Christie has had a fine start to 2016 after retaining her triple crown at the British Championships in Nottingham last weekend.
“To win all three was great, particularly coming back from my ankle injury I had last year,” she said. “I skated well so it’s been a great start to the year. The British titles still mean a lot to me.
“I suppose everyone expected me to win but that adds pressure in itself. I’ve won all three titles every year since I started competing as a senior six years ago so it’s always nice to keep it going. One day, I know it isn’t going to be like that, I’ll be older, younger skaters will be coming through, but that’s just the way sport works.”
Having had the support of Sky Sports’ Scholarship programme for the past two years, a special documentary titled ‘I am Elise Christie’ aired on Christmas Day which offered up behind-the-scenes footage of how the athlete has responded in the face of adversity both on and off the ice – an opportunity she was only happy to fulfil.

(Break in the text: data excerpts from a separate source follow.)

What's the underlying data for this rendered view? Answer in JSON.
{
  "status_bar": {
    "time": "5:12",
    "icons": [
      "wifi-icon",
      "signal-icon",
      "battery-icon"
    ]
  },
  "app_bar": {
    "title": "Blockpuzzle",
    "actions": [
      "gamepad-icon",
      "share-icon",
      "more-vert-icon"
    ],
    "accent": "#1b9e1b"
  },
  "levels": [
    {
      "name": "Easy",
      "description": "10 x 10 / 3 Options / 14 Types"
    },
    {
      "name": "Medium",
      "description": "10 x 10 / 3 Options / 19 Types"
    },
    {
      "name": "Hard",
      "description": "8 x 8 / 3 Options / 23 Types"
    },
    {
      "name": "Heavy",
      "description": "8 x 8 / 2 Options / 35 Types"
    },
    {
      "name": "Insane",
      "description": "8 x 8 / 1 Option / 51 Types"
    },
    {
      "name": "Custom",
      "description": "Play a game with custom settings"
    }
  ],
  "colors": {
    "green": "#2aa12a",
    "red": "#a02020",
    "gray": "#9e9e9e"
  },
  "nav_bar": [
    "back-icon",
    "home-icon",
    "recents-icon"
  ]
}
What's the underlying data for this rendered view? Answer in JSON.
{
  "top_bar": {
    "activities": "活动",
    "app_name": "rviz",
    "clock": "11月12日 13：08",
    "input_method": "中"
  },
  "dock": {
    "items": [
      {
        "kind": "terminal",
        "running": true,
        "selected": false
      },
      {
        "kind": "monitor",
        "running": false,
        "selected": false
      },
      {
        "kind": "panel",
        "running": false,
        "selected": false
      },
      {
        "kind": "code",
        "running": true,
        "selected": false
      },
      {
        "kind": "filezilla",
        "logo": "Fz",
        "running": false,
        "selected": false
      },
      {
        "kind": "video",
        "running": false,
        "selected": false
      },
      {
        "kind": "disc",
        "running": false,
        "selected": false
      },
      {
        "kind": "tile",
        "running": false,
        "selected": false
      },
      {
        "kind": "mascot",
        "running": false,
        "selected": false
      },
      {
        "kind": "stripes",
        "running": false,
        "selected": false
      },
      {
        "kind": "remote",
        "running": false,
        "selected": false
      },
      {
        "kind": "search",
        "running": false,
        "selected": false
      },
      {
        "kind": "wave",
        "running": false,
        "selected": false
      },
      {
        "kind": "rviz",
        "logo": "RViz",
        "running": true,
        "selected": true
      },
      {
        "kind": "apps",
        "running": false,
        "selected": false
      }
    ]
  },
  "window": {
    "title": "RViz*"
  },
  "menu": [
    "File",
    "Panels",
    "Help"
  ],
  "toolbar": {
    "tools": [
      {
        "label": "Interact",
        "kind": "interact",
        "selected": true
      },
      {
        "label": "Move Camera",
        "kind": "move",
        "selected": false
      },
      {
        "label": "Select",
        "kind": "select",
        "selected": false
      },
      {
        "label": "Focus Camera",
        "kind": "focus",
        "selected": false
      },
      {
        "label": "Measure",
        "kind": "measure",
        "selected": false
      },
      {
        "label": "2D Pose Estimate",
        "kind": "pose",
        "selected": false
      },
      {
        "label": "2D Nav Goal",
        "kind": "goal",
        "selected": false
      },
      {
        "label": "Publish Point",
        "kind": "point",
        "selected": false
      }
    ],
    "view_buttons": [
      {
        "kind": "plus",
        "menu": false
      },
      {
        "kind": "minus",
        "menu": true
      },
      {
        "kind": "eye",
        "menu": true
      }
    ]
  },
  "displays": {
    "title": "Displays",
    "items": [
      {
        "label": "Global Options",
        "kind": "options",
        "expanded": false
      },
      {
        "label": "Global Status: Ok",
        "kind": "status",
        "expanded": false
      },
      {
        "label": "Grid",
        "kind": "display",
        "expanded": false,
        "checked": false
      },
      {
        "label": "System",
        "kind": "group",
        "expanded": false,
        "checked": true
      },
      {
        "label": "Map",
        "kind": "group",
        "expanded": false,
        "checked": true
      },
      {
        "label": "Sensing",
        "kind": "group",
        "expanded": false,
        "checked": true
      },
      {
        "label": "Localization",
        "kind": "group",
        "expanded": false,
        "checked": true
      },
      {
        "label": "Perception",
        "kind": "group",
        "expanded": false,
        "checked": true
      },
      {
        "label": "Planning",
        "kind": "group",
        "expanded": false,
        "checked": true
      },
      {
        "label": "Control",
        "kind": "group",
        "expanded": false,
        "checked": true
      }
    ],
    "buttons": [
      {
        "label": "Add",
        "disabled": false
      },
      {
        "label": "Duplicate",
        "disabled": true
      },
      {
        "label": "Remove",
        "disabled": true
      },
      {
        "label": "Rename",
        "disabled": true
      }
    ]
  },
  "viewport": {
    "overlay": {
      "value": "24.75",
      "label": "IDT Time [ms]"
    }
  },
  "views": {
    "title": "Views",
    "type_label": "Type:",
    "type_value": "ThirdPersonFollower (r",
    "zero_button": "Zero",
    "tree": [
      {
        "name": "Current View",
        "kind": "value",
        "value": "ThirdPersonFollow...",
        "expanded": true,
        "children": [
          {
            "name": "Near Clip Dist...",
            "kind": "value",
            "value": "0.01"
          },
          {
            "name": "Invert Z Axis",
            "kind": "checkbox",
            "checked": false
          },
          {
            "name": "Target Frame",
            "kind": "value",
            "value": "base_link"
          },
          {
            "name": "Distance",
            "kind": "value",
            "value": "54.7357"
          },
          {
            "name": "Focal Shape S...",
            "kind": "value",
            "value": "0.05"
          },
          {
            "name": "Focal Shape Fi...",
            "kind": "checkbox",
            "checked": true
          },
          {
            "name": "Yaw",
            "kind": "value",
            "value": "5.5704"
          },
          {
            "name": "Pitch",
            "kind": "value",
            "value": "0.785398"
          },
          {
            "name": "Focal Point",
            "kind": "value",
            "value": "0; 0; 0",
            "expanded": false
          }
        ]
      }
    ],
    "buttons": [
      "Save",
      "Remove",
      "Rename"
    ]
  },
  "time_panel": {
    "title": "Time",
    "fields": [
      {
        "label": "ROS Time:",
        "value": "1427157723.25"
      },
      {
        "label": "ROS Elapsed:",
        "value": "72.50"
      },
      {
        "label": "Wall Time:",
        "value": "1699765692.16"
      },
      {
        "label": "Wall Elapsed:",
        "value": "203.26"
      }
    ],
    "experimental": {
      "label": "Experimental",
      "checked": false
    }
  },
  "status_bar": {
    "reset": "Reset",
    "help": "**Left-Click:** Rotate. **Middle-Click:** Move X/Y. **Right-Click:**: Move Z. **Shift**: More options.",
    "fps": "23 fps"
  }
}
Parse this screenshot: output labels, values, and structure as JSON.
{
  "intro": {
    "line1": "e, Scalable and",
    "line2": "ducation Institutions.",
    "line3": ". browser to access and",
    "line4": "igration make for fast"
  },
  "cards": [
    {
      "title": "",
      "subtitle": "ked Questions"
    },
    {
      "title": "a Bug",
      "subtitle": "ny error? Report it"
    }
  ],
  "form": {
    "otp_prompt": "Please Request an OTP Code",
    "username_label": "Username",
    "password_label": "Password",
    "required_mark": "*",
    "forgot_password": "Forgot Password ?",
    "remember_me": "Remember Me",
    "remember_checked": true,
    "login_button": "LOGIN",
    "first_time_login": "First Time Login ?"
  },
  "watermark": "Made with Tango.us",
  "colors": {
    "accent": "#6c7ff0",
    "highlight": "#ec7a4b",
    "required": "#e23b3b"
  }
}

“I was jet lagged when we filmed the documentary but it was really good fun,” she explained. “It was a bit different to the normal TV stuff but it was nice to do. It’s always good to get the sport out there and Sky have really helped with promoting short track.
“It is unusual for our sport to be involved in something like that but I think we’re now seeing the benefits with more kids wanting to become involved. Even at the British Championships there were a lot more entries this year.
“But also I think if the media and the public hadn’t been so supportive after Sochi then I probably would have retired. It’s hard to say that now but it was really in my mind as I felt so low.”